SEBI Action: The Securities and Exchange Board of India (SEBI) has barred IIFL Securities (formerly India Infoline Limited) from taking new clients for the next two years. SEBI has done this due to violation of the rules of the code of conduct of stock brokers. SEBI has issued this order on Monday. The Securities and Exchange Board of India (SEBI) found in the investigation that the brokerage company IIFL Securities had misused investors’ funds, after which SEBI has taken this decision.
Why market regulator SEBI took this step
This step has been taken by the regulator on misappropriation of customers’ funds and SEBI has issued this order after inspection of accounts of IIFL several times (6 times) during April, 2011 to January, 2017. In its investigation, SEBI found that IIFL used unspent customer funds to settle its proprietary trading stock trading transactions from April 2011 to June 2014.
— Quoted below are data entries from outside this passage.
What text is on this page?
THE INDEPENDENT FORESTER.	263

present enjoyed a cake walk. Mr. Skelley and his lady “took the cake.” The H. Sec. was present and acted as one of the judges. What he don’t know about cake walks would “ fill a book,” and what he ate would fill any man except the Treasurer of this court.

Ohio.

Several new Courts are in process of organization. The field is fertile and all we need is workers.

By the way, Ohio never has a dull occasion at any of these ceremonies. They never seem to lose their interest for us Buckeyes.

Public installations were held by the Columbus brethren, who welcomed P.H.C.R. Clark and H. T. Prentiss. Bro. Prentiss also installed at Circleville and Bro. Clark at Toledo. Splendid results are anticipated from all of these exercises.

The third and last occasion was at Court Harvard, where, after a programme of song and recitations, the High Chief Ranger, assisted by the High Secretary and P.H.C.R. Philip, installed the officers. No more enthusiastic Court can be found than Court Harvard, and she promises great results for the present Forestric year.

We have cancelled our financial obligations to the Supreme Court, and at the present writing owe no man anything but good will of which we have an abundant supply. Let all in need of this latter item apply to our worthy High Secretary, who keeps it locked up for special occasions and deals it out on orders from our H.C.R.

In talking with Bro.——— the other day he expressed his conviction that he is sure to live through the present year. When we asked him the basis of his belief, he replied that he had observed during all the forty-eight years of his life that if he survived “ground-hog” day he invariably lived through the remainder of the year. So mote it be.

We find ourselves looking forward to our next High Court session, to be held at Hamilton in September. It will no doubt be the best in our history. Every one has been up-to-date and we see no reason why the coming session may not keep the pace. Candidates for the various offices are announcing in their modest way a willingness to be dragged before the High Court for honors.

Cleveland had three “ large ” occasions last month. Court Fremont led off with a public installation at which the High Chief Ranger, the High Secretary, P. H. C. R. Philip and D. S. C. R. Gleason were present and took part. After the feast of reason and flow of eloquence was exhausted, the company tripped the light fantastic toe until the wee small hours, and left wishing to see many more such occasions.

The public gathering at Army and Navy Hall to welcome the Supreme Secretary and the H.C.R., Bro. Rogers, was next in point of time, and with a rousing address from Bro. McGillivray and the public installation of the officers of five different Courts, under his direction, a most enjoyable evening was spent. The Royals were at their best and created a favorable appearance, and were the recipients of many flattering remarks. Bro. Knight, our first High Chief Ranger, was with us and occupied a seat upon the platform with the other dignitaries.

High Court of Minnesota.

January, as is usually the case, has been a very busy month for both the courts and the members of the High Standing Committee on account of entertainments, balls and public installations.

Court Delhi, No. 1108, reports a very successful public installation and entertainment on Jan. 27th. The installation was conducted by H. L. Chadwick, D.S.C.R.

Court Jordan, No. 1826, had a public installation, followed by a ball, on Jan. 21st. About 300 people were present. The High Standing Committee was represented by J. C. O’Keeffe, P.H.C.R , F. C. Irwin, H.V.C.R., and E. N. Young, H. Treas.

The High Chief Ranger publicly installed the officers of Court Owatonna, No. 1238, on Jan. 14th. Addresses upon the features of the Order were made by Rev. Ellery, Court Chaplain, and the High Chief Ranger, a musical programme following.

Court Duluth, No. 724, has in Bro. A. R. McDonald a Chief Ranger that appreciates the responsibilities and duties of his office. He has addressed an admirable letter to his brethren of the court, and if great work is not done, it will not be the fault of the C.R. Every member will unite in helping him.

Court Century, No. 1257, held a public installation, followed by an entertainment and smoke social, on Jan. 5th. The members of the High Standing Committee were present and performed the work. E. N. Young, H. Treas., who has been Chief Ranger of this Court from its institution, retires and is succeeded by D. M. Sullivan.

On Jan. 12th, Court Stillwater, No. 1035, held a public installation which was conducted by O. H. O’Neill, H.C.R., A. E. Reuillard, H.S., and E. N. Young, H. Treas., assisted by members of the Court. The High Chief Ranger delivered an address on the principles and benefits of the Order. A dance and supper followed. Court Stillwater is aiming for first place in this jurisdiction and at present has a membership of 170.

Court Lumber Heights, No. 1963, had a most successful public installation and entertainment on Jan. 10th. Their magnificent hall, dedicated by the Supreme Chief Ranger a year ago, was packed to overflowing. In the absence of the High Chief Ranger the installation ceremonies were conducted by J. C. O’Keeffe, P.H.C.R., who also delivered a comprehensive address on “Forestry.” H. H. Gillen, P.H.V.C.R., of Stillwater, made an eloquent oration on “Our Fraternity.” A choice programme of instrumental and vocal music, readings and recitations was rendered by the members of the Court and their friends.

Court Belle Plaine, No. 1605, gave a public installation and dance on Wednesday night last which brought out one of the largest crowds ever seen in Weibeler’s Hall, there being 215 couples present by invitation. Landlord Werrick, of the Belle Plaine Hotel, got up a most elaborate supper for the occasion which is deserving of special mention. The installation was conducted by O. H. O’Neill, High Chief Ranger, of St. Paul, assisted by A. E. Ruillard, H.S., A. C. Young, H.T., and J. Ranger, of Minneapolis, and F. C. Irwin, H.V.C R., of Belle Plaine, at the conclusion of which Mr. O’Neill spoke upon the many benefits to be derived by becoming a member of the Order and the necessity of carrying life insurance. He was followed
Brokerage company found guilty – SK Mohanty
In his order, SEBI whole-time member SK Mohanty said, “Having perused the full details, I have no difficulty in concluding that the company has violated the provisions of SEBI’s 1993 circular by misusing the funds of its clients. ” Not only this, the company used the funds of customers having credit balance to repay its own loan obligations.
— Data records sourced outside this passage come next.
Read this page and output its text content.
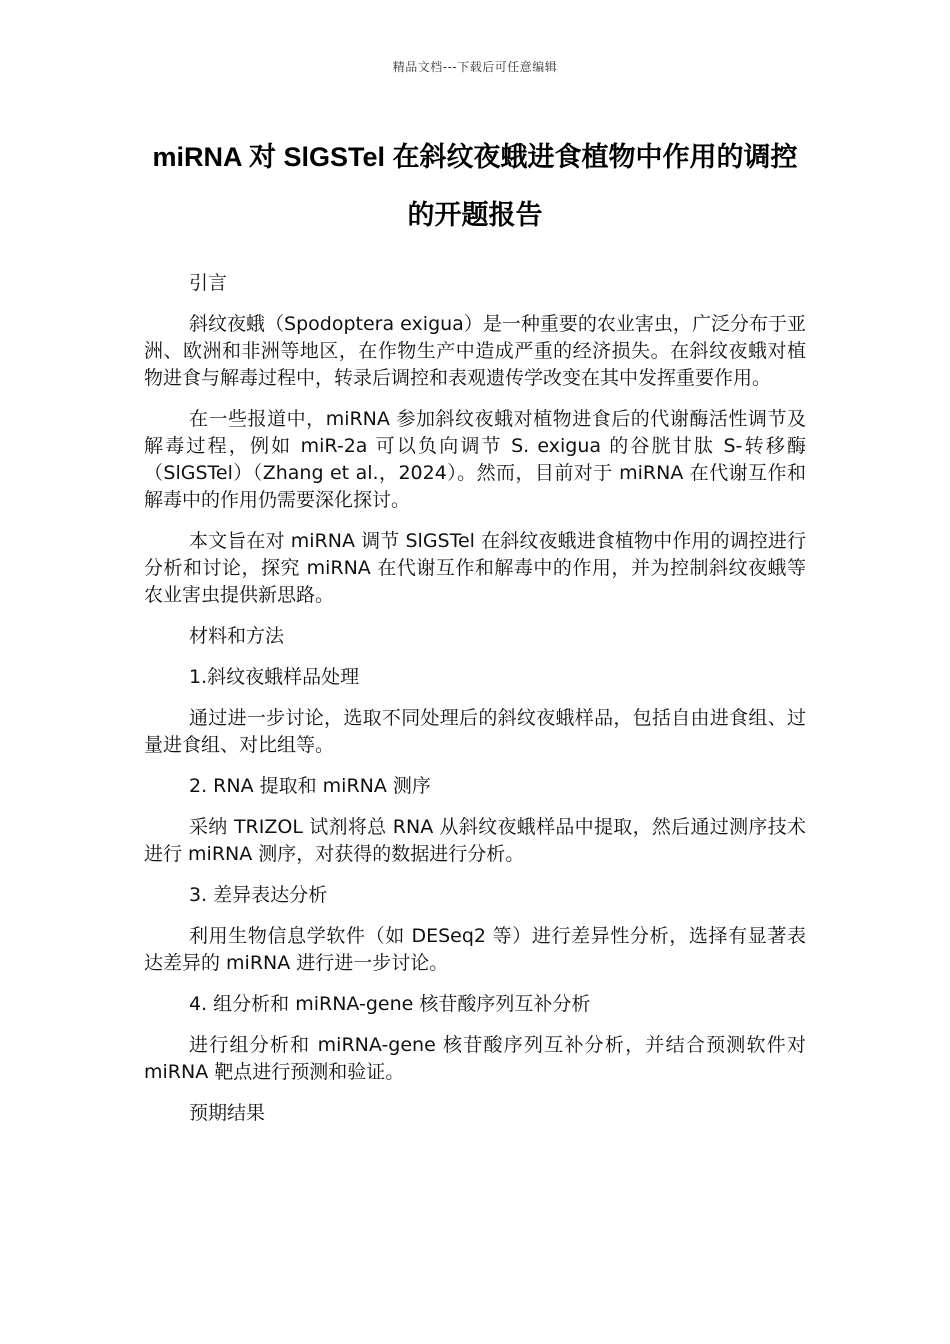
精品文档---下载后可任意编辑
miRNA 对 SlGSTel 在斜纹夜蛾进食植物中作用的调控的开题报告

引言

斜纹夜蛾（Spodoptera exigua）是一种重要的农业害虫，广泛分布于亚洲、欧洲和非洲等地区，在作物生产中造成严重的经济损失。在斜纹夜蛾对植物进食与解毒过程中，转录后调控和表观遗传学改变在其中发挥重要作用。

在一些报道中，miRNA 参加斜纹夜蛾对植物进食后的代谢酶活性调节及解毒过程，例如 miR-2a 可以负向调节 S. exigua 的谷胱甘肽 S-转移酶（SlGSTel）（Zhang et al.，2024）。然而，目前对于 miRNA 在代谢互作和解毒中的作用仍需要深化探讨。

本文旨在对 miRNA 调节 SlGSTel 在斜纹夜蛾进食植物中作用的调控进行分析和讨论，探究 miRNA 在代谢互作和解毒中的作用，并为控制斜纹夜蛾等农业害虫提供新思路。

材料和方法

1.斜纹夜蛾样品处理

通过进一步讨论，选取不同处理后的斜纹夜蛾样品，包括自由进食组、过量进食组、对比组等。

2. RNA 提取和 miRNA 测序

采纳 TRIZOL 试剂将总 RNA 从斜纹夜蛾样品中提取，然后通过测序技术进行 miRNA 测序，对获得的数据进行分析。

3. 差异表达分析

利用生物信息学软件（如 DESeq2 等）进行差异性分析，选择有显著表达差异的 miRNA 进行进一步讨论。

4. 组分析和 miRNA-gene 核苷酸序列互补分析

进行组分析和 miRNA-gene 核苷酸序列互补分析，并结合预测软件对 miRNA 靶点进行预测和验证。

预期结果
IIFL misappropriated clients’ funds
For many years, SEBI had its eyes on IIFL when SEBI inspected the accounts of the brokerage company and checked whether they were following the rules or not. In its investigation, SEBI found that IIFL Securities was not segregating its funds and clients’ funds. Also, it misappropriated the funds of customers having credit balance for the benefit of customers having debit balance.
SEBI has not taken this decision suddenly, but the regulator has found IIFL guilty of compromising the financial interests of the customers during the years 2011 to 2017 and only after that has taken a tough decision to stop adding new clients for 2 years.